England vs West Indies: Visitors' coach Stuart Law admits 'mismatch' but urges revival is on the cards

West Indies coach Stuart Law insisted he was determined to oversee a change in the team's fortunes after a crushing first Test loss to England but admitted the series was "a mismatch"

AFP, August 24, 2017

Leeds: West Indies coach Stuart Law insisted he was determined to oversee a change in the team's fortunes after a crushing first Test loss to England but admitted the series was "a mismatch".

The tourists head into Friday's second Test at Headingley 1-0 down in a three-match series after suffering a mammoth innings and 209-run defeat as the first day/night Test in Britain ended inside three days at Edgbaston on Saturday.

Law's men lost 19 wickets on the third day, with England's new-ball duo James Anderson and Stuart Broad doing most of the damage as the West Indies were bowled out for 168 and 137 in reply to the hosts' 514 for eight declared.

West Indies coach Stuart Law (R) takes part in a training session on the eve of the first day of the first cricket Test Match between England and the West Indies at Edgbaston in Birmingham, central England on August 16, 2017. West Indies coach Stuart Law hopes his side can "rewrite history" during a Test series in England. The first of a three-match campaign gets underway at Edgbaston on August 17 with the inaugural day/night Test ever staged in England. / AFP PHOTO / Paul ELLIS / RESTRICTED TO EDITORIAL USE

File image of West Indies coach Stuart Law (R) taking part in a training session. AFP

West Indies fast-bowling great Curtly Ambrose labelled the tourists' performance "totally embarrassing" but, with the series now reverting to standard Test hours, Law was confident of an improved showing by his fledgling side.

"It is a mismatch in talent and a mismatch in experience," Law told reporters at Headingley on Wednesday.

"Having said that, we are going to make sure we understand we need to fight hard.

"We understand there's a lot of people out there who are disappointed in our performance.

"But I can tell you right now there's no one more disappointed than the dressing room themselves.

"We had a session up in Birmingham as well which highlighted the fact we are 'fair dinkum' about turning this around," the former Australia batsman added.

"We had to bat against two pretty decent bowlers (Anderson and Broad) in favourable conditions under lights and when it was overcast. Taking that in, we understand we've got to be better and we're aiming to do that."

Quite how much progress the West Indies can make in just a few days remains to be seen, but Law said: "The boys know it's an attitude change. They need to want to stand up and fight and they've all spoken about that."
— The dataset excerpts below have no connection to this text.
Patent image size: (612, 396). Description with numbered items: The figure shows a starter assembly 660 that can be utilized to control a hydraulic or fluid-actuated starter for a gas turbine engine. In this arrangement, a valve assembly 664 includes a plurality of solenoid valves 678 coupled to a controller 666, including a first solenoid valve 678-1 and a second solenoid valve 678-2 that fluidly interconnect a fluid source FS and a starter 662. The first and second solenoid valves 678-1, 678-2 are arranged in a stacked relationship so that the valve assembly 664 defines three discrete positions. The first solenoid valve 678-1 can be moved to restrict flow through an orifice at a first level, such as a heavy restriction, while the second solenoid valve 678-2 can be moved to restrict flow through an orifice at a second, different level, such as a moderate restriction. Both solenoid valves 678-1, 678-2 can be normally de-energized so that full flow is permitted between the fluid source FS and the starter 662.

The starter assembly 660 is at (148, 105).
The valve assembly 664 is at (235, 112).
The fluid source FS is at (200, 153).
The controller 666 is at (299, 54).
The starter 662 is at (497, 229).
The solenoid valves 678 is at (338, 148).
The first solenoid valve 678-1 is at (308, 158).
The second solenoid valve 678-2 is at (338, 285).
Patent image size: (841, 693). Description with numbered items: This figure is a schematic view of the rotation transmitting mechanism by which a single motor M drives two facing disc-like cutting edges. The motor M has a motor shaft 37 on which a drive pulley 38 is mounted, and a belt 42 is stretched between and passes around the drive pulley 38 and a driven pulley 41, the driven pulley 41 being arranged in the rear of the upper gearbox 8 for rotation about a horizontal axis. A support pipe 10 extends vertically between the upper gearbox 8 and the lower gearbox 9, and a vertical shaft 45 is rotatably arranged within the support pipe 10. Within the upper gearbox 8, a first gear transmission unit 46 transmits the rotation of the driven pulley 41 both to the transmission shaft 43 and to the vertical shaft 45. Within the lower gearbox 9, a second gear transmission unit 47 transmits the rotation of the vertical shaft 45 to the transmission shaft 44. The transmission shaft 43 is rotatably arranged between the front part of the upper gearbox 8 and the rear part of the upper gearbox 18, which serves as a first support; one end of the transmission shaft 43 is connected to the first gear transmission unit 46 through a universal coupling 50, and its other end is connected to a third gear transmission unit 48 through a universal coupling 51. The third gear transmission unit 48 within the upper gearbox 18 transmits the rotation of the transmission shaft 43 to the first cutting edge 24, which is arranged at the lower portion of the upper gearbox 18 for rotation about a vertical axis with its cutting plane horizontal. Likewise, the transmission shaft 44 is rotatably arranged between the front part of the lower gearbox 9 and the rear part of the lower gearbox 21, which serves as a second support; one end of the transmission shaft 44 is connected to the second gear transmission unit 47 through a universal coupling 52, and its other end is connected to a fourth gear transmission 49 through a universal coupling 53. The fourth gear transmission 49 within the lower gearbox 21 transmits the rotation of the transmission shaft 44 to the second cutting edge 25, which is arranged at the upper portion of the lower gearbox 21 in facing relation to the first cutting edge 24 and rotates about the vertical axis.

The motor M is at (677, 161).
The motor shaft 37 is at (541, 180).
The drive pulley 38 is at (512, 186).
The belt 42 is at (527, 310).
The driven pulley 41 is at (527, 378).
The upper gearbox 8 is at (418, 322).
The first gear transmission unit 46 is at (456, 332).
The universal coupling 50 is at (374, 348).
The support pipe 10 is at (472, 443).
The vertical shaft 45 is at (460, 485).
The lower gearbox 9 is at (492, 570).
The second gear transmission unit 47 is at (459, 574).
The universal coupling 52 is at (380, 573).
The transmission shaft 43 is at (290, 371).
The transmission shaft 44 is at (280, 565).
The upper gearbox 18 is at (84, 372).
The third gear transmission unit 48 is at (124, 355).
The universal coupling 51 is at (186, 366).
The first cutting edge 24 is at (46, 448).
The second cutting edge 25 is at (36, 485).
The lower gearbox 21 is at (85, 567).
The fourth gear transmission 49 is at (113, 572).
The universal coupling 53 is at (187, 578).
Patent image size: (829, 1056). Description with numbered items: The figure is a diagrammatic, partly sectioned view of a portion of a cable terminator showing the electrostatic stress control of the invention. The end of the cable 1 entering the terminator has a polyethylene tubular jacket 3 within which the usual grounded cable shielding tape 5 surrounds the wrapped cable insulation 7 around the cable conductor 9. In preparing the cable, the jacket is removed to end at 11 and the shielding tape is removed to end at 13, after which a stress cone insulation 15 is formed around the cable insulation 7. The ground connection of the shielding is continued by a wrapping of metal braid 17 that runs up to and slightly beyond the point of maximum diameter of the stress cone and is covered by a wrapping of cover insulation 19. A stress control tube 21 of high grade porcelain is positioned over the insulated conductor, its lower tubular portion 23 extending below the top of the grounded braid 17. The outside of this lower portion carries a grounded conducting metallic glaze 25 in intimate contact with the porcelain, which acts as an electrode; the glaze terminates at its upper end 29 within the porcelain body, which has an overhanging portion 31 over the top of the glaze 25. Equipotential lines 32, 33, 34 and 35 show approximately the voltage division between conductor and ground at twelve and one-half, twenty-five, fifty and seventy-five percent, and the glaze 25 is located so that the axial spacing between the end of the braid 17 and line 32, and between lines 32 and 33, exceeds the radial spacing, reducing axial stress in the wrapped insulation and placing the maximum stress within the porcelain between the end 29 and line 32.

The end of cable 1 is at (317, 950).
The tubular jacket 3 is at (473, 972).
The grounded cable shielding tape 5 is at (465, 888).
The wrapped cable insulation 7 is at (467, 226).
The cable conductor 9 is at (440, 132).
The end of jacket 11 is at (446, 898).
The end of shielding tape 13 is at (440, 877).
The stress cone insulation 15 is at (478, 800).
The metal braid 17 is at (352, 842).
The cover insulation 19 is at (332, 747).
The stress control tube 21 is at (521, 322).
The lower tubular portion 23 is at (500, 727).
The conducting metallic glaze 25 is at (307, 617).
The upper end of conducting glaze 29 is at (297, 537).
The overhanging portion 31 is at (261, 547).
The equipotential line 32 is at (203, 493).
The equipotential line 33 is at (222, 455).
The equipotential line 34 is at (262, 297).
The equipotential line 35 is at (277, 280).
The 48-year-old Law, who took charge in February, indicated West Indies would retain the same XI.

"I think these guys need a chance to prove that they are good enough to play for the West Indies. They've got the opportunity to turn it around."

Excluding matches against Bangladesh and Zimbabwe, the West Indies have won just three out of 87 away Tests during the past 20 years.

They arrived in England for this tour without several senior players, although the likes of Chris Gayle and Marlon Samuels will be available for the subsequent one-day series in a sign that a bitter dispute with Caribbean cricket chiefs may be coming to an end.


"They are young men, they haven't played cricket in this part of the world," said Law.

"It's very difficult to play cricket (in England), particularly as a batsman," added Law, who enjoyed successful spells as a player with English counties Essex and Lancashire.

"It's a difficult game when you are playing against two guys (Anderson and Broad) who've got nearly 1,000 wickets in Test cricket and we've got guys playing their first games here."

But Law insisted he supported his players "100 percent".

"I believe these guys have got the talent," he said.

"It's not going to happen overnight. We need them to understand that it's difficult and we need people out there to understand it's difficult."

He added, "International cricket's pretty tough and in this part of the world, when you are playing against an experienced England side, it's even tougher.

"Australia came here a couple of years ago, got bowled out for 60 (when England clinched the Ashes at Trent Bridge in 2015) so we're not going too bad."